I just watched V for Vendetta. One of the best quotes — which is somewhat beside the point of the film — is “Writers tell lies to tell the truth.”
This idea resonates with me. When you make up stories about people who only exist in your imagination, you tell lies. But they can be honest lies, lies that ring so true that you can’t help but believe them yourself, despite the fact that you know you made them up one night sitting out on your patio, two glasses into a cheap bottle of cabernet. The characters you create rise up out of the mist to face you, eye to eye, and you can’t help but gaze deep into their souls to see what they’re made of…and you can’t help but see your own reflection and judge what you are made of.

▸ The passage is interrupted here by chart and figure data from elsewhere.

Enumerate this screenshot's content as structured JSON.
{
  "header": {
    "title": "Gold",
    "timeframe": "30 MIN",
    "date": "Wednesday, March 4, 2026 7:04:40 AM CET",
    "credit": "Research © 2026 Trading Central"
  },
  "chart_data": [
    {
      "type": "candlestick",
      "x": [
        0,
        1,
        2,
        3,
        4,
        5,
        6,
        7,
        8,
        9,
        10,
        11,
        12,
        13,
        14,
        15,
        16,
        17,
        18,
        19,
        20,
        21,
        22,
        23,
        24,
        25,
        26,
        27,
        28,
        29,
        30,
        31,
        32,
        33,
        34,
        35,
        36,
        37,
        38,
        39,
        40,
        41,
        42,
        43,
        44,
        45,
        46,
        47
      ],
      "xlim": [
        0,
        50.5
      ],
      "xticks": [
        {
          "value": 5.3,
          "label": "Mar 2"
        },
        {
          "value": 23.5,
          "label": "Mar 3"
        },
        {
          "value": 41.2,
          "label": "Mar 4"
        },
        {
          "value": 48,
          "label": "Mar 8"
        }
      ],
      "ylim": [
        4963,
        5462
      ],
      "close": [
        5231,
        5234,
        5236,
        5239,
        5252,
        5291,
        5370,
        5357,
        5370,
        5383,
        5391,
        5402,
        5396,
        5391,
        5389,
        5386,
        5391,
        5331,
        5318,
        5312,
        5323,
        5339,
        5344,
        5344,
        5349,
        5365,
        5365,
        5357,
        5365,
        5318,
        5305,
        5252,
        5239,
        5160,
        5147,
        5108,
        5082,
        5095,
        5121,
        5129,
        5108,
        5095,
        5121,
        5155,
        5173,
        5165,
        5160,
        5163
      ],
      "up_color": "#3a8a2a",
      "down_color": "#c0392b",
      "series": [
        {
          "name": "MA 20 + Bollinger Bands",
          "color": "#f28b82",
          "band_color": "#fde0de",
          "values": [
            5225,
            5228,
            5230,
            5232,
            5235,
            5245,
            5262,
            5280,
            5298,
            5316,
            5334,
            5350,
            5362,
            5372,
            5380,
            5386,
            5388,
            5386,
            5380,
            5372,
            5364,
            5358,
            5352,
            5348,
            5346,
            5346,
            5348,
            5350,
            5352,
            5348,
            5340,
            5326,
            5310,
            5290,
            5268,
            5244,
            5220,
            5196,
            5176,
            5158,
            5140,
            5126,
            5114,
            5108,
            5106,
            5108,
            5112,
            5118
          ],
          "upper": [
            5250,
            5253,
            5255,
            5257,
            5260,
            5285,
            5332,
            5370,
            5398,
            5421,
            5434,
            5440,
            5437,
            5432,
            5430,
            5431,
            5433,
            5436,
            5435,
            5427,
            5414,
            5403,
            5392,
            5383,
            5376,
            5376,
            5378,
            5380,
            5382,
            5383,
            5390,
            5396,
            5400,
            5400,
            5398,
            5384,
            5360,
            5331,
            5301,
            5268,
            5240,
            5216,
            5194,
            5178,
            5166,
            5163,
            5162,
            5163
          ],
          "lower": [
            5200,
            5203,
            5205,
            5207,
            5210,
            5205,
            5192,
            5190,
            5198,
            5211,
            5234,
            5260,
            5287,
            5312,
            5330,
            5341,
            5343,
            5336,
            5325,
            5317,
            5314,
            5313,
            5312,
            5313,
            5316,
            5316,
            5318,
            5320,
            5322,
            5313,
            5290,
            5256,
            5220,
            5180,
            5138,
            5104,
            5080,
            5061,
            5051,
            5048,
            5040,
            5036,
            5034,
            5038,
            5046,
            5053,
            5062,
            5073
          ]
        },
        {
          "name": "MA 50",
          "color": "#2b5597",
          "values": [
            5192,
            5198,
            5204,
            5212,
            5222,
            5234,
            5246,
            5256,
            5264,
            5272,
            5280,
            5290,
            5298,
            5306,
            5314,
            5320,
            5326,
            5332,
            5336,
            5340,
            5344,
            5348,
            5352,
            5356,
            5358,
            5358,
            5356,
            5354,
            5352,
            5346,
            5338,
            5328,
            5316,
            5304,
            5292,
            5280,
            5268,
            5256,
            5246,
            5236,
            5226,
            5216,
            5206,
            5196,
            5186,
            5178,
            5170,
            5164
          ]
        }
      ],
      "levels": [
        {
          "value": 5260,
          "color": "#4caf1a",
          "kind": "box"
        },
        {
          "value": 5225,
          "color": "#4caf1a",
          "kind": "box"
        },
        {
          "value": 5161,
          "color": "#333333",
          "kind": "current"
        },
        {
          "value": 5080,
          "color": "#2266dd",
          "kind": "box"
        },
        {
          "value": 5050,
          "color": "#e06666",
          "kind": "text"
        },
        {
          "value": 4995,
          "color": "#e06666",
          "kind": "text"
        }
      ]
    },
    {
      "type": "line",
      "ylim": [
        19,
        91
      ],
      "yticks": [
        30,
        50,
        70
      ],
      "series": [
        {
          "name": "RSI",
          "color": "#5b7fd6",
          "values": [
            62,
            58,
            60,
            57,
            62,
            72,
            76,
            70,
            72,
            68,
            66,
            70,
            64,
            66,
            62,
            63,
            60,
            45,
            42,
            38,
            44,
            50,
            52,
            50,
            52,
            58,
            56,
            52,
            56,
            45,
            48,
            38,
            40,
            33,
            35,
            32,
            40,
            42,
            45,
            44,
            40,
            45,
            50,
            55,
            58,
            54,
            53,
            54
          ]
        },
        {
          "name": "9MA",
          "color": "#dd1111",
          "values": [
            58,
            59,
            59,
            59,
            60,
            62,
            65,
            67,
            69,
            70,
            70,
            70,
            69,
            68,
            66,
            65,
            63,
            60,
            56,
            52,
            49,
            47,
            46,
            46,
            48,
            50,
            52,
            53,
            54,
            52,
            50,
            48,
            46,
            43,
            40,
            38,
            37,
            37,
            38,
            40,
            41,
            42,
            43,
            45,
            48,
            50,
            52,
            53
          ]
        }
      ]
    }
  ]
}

What stares back at you is the truth. Sometimes you see a coward who is afraid of life and the danger of love. That is the truth of the present. Other times you see a hero who faces her fears and loves with abandon and trust. That also is truth. It is the truth of possibility, no less true because it is a truth that is not yet realized. As you stare down both truths, you must grapple with the fact that the journey from the present truth to the realization of possiblity is a long one, and the only way to make the pilgrimage is one step…followed by another…followed by another…followed by another, until you can look back and see the present truth as the past: still true, but true only for a bygone age.
This is the journey all people must make, true people whether real or imagined. Stories are the chronicle of people travelling from Point A to Point B to Point C and beyond, and the lines may not be straight, but the points are all connected, the points are what form the outline and the guts and the truth of the person who stands alone and shining when the Writer finally types the words “The End.”